Current Research
My current research centers on using machine learning for various meteorology tasks.
TL;DR: I use the latest machine learning techniques to enhance satellite, radar and weather forecast tools.
Tomorrow.io
Tomorrow.io is a startup company that provides value across the weather enterprise. Tomorrow.io has their own space program with currently 7 microwave sounders on orbit collecting data daily, with plans to extend this constellation to 12-14 to enable rapid revisits of microwave data everywhere on the globe. They also conduct their own AI weather forecasts, tuning the forecast for customer needs.
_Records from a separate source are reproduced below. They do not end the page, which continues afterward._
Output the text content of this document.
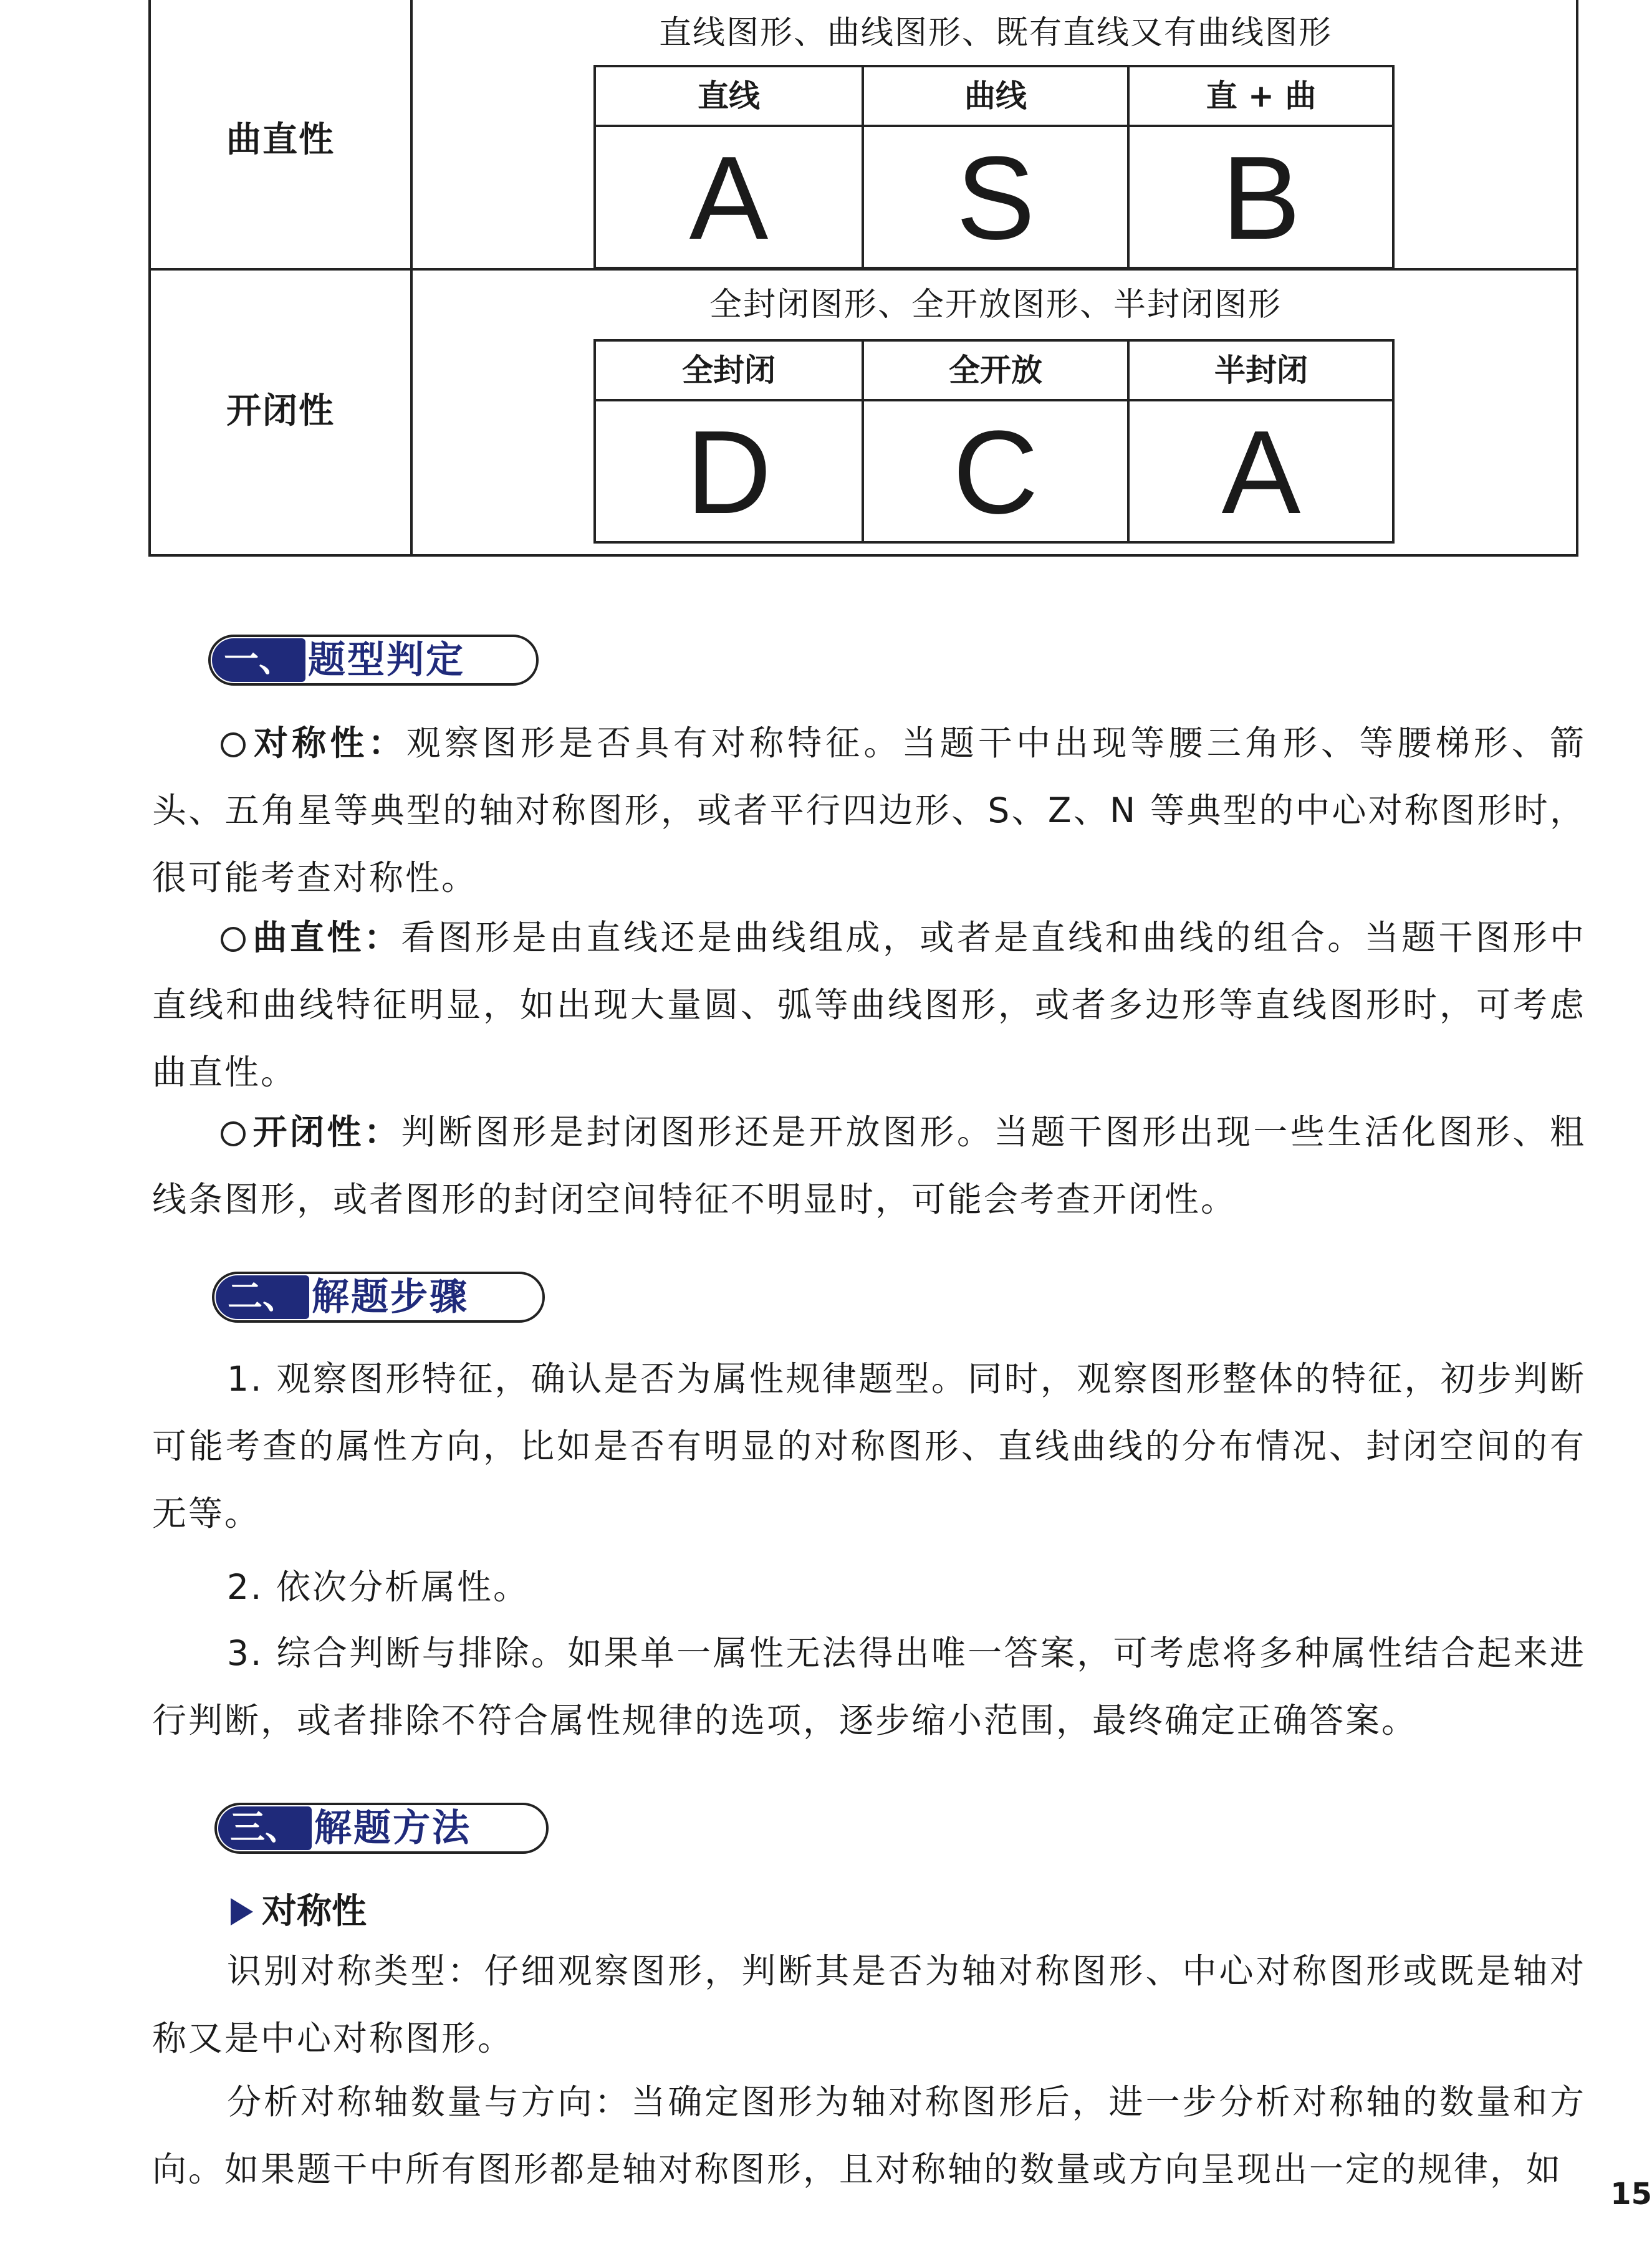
曲直性
直线图形、曲线图形、既有直线又有曲线图形
直线	曲线	直 + 曲
A	S	B
开闭性
全封闭图形、全开放图形、半封闭图形
全封闭	全开放	半封闭
D	C	A
一、 题型判定
对称性：观察图形是否具有对称特征。当题干中出现等腰三角形、等腰梯形、箭头、五角星等典型的轴对称图形，或者平行四边形、S、Z、N 等典型的中心对称图形时，很可能考查对称性。
曲直性：看图形是由直线还是曲线组成，或者是直线和曲线的组合。当题干图形中直线和曲线特征明显，如出现大量圆、弧等曲线图形，或者多边形等直线图形时，可考虑曲直性。
开闭性：判断图形是封闭图形还是开放图形。当题干图形出现一些生活化图形、粗线条图形，或者图形的封闭空间特征不明显时，可能会考查开闭性。
二、 解题步骤
1. 观察图形特征，确认是否为属性规律题型。同时，观察图形整体的特征，初步判断可能考查的属性方向，比如是否有明显的对称图形、直线曲线的分布情况、封闭空间的有无等。
2. 依次分析属性。
3. 综合判断与排除。如果单一属性无法得出唯一答案，可考虑将多种属性结合起来进行判断，或者排除不符合属性规律的选项，逐步缩小范围，最终确定正确答案。
三、 解题方法
对称性
识别对称类型：仔细观察图形，判断其是否为轴对称图形、中心对称图形或既是轴对称又是中心对称图形。
分析对称轴数量与方向：当确定图形为轴对称图形后，进一步分析对称轴的数量和方向。如果题干中所有图形都是轴对称图形，且对称轴的数量或方向呈现出一定的规律，如
15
Lastly, they serve these data on an automated platform and API that allow customers to automate processes based on their own needs and risks. My role at the company is to provide my microwave satellite and AI weather forecasting expertise to enhance internal research efforts that use both our microwave observations and weather forecasts.
ICgen
With unprecedented microwave sounder information, the community has the opportunity to do hourly updating global weather forecasts. Unfortunatley, traditional NWP compute demands will not enable such rapidly updating forecasts. Thus, we have been exploring AI/ML methods in Data Assimaltion to create an inital weather state that then can be forecasted forward using AI-NWP like Aurora or FourCastNet.
One of these methods is called Score-Based Data Assimlation (Rozet and Loupee 2023). This cleverly designed diffusion model, can be trained without any satellite data (i.e., just on ERA5) and then at inference time it can use observations to guide the diffusion model to closely match the observations.